Door Marc van Oostendorp
Hoe noem je woorden die je maar een paar keer op Google tegenkomt – vaker dan eens (want dan zijn het typefouten), maar minder dan een keer of tien? Het zijn woorden die kennelijk af en toe nodig zijn, en dan spontaan gemaakt kunnen worden.
Troostkleren is zo’n woord. Ik vind het 9 keer bij Google, waarvan 2 keer in recensies van de bundel Archaïsch de dieren van Hester Knibbe. De andere 7 keer gaat het om erbarmelijk geschreven zelfhulpboeken (“Door te stoppen met het grijpen naar deze begeerte, maakt ze de ’troostkleren’ tot ornament van haar werkelijkheidsveld”) en chicklit (“‘Kom maar binnen, als je het niet erg vindt dat ik mijn troostkleren aantrek’, zei ze.”)
Het was lange tijd kortom een woord voor een enkeling die zich wat onbeholpen uitdrukte. Maar sinds dit jaar is het ook een woord uit de Nederlandse poëzie:
Wanneer ik mij traag
in troostkleren nestel, droom
noch gedachterag witwas, verstrooid
de vrolijke zooi aan kleurval
bijeenhark onder steeds kaler hout
en opslag en een telkens ongenadiger hemel
gaat het vanzelf bezwerend zingen
de kat die voorbijschiet is grijs
donkergrijs maar niet zwart. In huis
al de afgevlogen vlinder, vuurmijt, kastanjes
vogelzaadtijd, dampende bloedworst in de terrine
en wildhandel Treuren ververst zijn vitrine.
De chicklit en het zelfhulpboek geven verschillende betekenissen aan troostkleren: kleren die troost geven doordat ze lekker zitten en je je daardoor prettiger voelt – het mode-equivalent van troosteten – of kleren die je een prettig gevoel geven wanneer je ze koopt (troostkopen komt trouwens ook zo’n duizend keer voor). Knibbe kiest duidelijk voor de eerste betekenis: hier is niet meer iemand aan het woord die zich te buiten gaat aan haar creditcard, hier is iemand voor wie het er allemaal bijna opzit en die hoogstens nog wat geld aan bloedworst uitgeeft.
Het woord troostkleed komt trouwens ook nog zo’n 900 keer voor; er worden zelfs in Zandvoort cursussen gegeven om die te maken. Het betreft hier een soort spreien die gemaakt zijn van stukjes kleding van een overleden persoon. Misschien is troostkleren voor Knibbe wel het meervoud van troostkleed, en heeft de spreekster in dit gedicht zoveel overleden dierbaren dat ze zich in hun spreien kan nestelen.

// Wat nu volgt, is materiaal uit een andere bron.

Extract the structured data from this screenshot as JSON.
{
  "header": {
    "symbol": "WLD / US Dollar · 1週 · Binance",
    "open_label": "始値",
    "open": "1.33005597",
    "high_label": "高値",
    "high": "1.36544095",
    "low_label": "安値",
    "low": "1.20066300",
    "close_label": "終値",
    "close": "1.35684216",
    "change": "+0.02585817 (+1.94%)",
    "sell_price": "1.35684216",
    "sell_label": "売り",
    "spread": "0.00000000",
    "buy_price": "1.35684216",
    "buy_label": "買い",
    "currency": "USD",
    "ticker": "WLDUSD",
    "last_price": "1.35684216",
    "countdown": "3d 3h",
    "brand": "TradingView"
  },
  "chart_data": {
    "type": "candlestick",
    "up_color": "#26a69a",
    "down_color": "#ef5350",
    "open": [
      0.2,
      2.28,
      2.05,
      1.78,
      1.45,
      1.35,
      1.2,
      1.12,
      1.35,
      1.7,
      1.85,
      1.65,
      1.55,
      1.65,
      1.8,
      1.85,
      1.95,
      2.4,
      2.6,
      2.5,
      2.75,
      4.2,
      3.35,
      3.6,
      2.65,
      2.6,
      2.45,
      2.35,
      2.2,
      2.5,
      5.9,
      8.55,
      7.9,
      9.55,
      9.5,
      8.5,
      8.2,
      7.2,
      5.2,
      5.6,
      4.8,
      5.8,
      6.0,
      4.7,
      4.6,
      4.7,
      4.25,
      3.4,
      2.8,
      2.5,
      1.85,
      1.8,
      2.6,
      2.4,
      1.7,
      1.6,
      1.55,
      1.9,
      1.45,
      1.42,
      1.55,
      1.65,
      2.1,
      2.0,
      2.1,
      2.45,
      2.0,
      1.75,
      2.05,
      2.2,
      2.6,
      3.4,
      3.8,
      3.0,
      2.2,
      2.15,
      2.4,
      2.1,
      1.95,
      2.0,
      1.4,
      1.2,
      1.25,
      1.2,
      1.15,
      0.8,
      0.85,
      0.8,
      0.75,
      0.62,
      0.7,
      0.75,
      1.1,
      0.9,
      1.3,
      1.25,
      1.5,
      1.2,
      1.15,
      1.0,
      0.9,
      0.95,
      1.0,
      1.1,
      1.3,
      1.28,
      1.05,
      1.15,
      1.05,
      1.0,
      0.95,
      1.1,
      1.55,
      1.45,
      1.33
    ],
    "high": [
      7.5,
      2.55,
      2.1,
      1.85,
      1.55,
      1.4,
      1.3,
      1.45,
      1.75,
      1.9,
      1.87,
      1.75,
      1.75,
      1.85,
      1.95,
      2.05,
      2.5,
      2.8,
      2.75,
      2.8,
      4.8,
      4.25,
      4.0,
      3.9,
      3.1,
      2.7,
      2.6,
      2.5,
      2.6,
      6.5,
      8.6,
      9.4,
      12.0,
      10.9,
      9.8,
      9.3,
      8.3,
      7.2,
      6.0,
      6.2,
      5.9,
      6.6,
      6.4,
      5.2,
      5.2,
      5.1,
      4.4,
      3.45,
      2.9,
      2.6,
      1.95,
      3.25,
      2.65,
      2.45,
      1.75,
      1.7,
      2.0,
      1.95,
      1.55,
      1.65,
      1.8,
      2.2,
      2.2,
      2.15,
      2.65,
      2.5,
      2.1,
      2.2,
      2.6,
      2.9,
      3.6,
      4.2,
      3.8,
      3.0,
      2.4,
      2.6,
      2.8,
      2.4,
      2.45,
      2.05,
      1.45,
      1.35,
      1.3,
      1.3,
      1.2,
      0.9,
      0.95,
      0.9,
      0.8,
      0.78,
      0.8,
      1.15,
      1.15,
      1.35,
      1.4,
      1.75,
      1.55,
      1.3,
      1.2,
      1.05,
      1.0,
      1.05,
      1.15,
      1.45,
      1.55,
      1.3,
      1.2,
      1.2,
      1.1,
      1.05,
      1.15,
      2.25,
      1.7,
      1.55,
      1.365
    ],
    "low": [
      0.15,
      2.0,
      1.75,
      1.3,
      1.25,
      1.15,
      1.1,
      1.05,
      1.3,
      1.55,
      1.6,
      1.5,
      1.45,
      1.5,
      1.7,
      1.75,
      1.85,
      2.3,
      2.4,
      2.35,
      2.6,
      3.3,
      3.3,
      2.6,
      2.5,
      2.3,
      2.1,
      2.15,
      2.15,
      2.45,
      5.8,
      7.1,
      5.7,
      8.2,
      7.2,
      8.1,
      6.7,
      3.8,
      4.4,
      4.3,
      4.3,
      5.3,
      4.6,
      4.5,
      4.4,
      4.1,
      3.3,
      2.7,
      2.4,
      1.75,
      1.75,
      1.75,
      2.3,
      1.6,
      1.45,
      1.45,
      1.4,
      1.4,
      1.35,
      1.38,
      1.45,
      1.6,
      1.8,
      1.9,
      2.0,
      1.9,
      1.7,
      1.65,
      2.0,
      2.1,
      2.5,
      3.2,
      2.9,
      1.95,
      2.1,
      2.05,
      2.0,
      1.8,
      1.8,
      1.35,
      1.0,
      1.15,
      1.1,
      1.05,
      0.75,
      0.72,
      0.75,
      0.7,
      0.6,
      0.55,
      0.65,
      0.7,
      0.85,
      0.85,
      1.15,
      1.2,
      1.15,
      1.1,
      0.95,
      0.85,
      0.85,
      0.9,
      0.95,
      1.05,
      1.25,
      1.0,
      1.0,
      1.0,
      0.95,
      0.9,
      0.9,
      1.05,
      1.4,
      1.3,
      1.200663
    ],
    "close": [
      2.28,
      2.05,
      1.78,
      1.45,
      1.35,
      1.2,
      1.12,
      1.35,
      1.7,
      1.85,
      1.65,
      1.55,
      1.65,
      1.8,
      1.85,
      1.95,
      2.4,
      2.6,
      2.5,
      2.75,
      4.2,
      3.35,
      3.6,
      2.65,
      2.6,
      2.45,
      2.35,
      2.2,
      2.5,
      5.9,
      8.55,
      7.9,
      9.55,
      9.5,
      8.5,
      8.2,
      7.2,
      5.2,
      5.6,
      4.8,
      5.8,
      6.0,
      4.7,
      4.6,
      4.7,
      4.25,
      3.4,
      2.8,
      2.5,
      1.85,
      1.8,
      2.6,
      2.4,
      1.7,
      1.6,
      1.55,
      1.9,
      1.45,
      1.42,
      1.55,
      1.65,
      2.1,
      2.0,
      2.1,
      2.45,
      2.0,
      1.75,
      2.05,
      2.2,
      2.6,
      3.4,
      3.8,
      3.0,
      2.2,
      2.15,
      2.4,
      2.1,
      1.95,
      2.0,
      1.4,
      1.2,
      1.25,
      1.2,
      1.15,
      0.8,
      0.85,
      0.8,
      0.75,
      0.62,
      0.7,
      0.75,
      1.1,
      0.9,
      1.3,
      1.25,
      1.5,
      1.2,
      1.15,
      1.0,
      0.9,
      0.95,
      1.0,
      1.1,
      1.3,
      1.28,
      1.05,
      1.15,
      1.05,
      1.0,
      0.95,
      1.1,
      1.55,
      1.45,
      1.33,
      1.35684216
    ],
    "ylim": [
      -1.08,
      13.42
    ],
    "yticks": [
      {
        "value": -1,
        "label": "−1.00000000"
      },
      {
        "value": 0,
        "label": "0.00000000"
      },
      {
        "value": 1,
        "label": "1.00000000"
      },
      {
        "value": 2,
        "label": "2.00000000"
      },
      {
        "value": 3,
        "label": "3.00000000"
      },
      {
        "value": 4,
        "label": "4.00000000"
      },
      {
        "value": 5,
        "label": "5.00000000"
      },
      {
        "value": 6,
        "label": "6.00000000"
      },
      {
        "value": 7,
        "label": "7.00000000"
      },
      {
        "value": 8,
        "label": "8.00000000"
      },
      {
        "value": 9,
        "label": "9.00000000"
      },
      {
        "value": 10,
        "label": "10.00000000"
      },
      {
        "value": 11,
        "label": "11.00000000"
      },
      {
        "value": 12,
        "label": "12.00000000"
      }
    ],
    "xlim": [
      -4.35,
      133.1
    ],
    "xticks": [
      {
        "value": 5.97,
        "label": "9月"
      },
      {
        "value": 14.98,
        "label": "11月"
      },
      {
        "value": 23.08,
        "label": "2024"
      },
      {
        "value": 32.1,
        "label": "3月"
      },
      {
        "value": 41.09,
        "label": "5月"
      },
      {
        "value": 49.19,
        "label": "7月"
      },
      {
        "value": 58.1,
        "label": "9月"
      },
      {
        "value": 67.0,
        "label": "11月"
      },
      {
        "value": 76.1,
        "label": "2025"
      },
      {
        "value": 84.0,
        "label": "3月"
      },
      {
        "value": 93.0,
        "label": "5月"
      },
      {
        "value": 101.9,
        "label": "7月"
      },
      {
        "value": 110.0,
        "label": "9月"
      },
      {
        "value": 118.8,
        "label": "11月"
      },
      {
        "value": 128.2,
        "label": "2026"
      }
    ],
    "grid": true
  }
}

Het gedicht is zelf trouwens ook een beetje een troostkleed – een lappendeken van mooie, herfstige veel aan elkaar genaaide herinneringen aan dingen die dood zijn, of bijna dood –van de bomen gevallen kleurige bladeren, een afgevlogen vlinder, en natuurlijk bloedworst van de, in Rotterdam heel bekende, firma Treuren. Het biedt het soort melancholie waardoor je je prettiger gaat voelen – en zit daarom als troostkleren.
In de poëzieweek schrijf ik vijf columns over taal in het afgelopen jaar verschenen bundels. Deze reeks verschijnt ook op de website van Onze Taal.